Пробежав глазами передовицу, лорд недовольно наморщил сократовский лоб: «Борзописцы настолько затаскали крылатую фразу сэра Пальмерстона, произнесенную им перед парламентом, что нормального человека от её постоянного цитирования непременно должно пучить! – скомкав непонравившуюся газету, сэр Хью зашвырнул бумажный комок под стол. – А ведь это высказывание не стыдно поместить на щит рыцарского герба любого честного англичанина: “У нас нет вечных союзников и нет постоянных врагов, вечны и постоянны наши интересы”!»
Под патриотические суждения сэра Хью больше подходило чтение The Sunday Times4, тем паче что с редакцией этой газеты у морского ведомства сложились особые отношения. Вот и в сегодняшнем номере на почётном месте красовалась статья с броским заголовком: «Политика владычицы морей на дальневосточных рубежах империи». Читать статью не имело смысла, сэр Хью практически полностью являлся автором новаций, отражённых в ней, да и сама публикация была идеей первого лорда, зачислившего концепцию влияния на умы сограждан через СМИ в арсенал вооружений всемогущего адмиралтейства.
«Дальневосточные воды, – так начиналась передовица в The Sunday Times, – как бы далеко ни плескались их волны от побережья метрополии, не могут оставаться без пристального надзора со стороны флота Её Величества. Крымская война с Россией показала, что, несмотря на свою промышленную силу, Великобритания имеет крайне слабую армию. Империя была вынуждена вступить в военную кампанию, поскольку видела в Оттоманской порте единственное средство противостояния претензиям Петербурга на Балканы. Сейчас, спустя полтора десятка лет, Британия стоит перед новыми вызовами со стороны амбициозного “московского медведя”, протягивающего свои лапы от Балкан на западе до Ляодунского полуострова на востоке. Ещё недавно, в 1856 году, корабль Её Величества “Винчестер” беспрепятственно мочил свой якорь в водах бухты Port May. В нынешних реалиях этот заход повторить будет весьма проблематично. Русские предприняли усилия по обустройству в этой удобной бухте восточной базы своего флота, поименовав сей опорный пункт со свойственной этой нации самоуверенностью: “Владивосток”. В складывающихся обстоятельствах союзником Британской короны может и должен выступить её собственный флот».

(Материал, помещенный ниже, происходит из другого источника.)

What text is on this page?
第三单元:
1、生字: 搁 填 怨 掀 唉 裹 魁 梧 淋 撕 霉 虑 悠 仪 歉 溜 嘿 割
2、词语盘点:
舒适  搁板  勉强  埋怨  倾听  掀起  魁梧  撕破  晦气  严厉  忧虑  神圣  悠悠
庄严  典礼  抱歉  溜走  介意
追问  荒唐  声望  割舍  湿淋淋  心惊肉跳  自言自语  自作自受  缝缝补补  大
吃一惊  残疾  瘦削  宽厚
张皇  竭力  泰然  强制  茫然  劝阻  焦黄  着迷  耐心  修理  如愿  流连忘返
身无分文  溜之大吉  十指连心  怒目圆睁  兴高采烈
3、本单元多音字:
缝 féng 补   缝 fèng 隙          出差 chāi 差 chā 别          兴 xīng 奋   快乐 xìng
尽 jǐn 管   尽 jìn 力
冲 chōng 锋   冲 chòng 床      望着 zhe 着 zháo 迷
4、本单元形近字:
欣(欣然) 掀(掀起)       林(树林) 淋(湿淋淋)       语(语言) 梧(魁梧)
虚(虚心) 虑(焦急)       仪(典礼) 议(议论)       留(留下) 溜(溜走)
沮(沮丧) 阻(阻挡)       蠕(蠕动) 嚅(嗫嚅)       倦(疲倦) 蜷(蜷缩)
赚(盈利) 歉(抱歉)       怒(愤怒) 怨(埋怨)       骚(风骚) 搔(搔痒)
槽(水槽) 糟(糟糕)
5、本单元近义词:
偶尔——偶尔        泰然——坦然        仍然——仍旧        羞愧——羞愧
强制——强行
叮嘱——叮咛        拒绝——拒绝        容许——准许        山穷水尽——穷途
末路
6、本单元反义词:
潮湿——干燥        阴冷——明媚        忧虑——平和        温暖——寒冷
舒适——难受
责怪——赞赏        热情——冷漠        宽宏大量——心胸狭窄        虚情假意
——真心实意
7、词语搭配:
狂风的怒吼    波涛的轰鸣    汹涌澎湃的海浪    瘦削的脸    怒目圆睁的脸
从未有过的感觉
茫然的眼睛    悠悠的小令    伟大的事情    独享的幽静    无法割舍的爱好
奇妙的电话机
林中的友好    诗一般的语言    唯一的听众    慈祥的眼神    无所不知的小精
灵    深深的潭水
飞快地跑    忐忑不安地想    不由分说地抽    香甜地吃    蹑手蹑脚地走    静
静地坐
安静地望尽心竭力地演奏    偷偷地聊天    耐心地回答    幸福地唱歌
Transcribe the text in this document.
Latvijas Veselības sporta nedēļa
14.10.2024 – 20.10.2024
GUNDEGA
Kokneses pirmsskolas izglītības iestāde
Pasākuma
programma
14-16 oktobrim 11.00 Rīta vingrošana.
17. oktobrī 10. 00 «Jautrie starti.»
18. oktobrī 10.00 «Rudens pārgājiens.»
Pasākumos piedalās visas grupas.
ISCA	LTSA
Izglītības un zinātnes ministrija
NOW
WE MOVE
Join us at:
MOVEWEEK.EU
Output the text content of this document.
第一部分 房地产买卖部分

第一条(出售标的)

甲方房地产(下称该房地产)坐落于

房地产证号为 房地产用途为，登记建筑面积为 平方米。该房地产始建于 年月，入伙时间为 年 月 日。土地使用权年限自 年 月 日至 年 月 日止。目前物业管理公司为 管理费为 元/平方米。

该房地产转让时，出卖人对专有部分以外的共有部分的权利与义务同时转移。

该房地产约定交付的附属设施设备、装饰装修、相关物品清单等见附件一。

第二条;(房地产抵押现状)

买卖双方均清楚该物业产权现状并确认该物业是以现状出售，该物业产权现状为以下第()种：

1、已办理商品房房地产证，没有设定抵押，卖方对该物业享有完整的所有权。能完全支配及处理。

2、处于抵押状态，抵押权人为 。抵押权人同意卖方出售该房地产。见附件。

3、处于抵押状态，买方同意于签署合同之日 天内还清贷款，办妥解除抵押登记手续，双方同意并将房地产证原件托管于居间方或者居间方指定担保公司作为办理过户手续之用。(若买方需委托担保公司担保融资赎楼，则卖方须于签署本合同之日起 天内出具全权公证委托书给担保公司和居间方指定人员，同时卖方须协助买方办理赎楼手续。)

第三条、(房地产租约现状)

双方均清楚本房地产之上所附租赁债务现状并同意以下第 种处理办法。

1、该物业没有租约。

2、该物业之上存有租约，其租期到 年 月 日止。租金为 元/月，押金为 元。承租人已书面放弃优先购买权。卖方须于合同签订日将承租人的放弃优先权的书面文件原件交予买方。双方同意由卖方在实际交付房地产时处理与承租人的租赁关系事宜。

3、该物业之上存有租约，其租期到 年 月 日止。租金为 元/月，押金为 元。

«Недурственно получилось! – похвалил сам себя сэр Хью. – Премьер-министру от либеральной партии сэру Уильяму Юарту Гладстону, защищающему планы увеличения ассигнований на нужды флота, подобная передовица прибавит сторонников в парламенте», – старый травленный оппозицией «лис», прикрыв заплывшие глаза, стал грезить наяву. В его мечтах не было места неповоротливым тихоходным броненосным башенным кораблям береговой обороны класса «Монитор». Лорду грезилось будущее Великобритании в солёной пене дальних походов. Он видел океанский флот, могучие линкоры, ведущие в кильватерном строю эскадренные броненосцы, этих закованных в бирмингемскую сталь рыцарей нового века.
Шарканье подошв о дубовый паркет вырвало первого лорда адмиралтейства из объятий сна. Никому не заказано подремать в рабочем кабинете под думы о благе государства. Прикрывая зевающий рот холёной ладонью с масонским перстнем на мизинце, сэр Хью осведомился у секретаря:
– Что там у тебя, Трибли?
Звеневшее в словах лорда недовольство не испугало клерка, замершего в двух шагах перед его столом. Трибли, сухой, похожий на мышь невысокий брюнет, служивший уже не первому лорду, в привычно сдержанном полупоклоне согнул поясницу.
– Почта из дальневосточных колоний, сэ-эр-р!
Прибытие новостей с окраин империи приободрило сэра Хью. Приосанившись в кресле, лорд указал перстом:
– Подай сюда. – На край стола политика легли: пачка писем, телеграфных бланков и блокнот с устными сообщениями. – Это возмутительно, – пробормотал лорд, ознакомившись с содержанием письма губернатора Гонконга сэра Ричарда Грейвса Макдоннелли. – Более пользы короны ирландского пройдоху интересует пополнение собственного банковского счёта. Возможно, Макдоннелли попутал меня с лордом казначейства, которому есть дело до разорившихся банков, пускай их будет в этом году даже одиннадцать!
Трибли согласно кивнул:
– Да, сэ-эр-р!
Несколько успокоившись под протяжное «сэ-эр-р», лорд углубился в тексты прочих депеш. Наконец, отложив самое объёмное послание, он предложил секретарю:
– Трибли, срочно пригласи ко мне сэра Эллиота.
* * *
Commodore флота Её Величества сэр Джеймс Чарльз Эллиот, придерживая золочёный кортик, легко вбежал на второй, адмиральский этаж морского ведомства. Стоявшие в почётном карауле у дверей приёмной первого лорда адмиралтейства розовощёкий sublieutenant, перекрещённый шёлковой перевязью со шпагой, и суровый матрос второго класса при палаше, едва увидев коммодора, притопнув ногой, встали по стойке смирно. Путаясь в тяжёлой морской шпаге, юный уорент-офицер поспешил распахнуть перед спешившим моряком массивную дверь морёного английского дуба. В помещении приёмной коммодора уже ожидал адъютант лорда, captain Томас Хилл. Молодцеватый военный моряк состоял при адмиралтействе в качестве личного советника сэра Хью по морским вопросам, в отличие от узкогрудого Трибли – гражданского секретаря первого лорда, отвечающего за связь с парламентскими фракциями и вопросы сугубо конфиденциальные, то есть политические.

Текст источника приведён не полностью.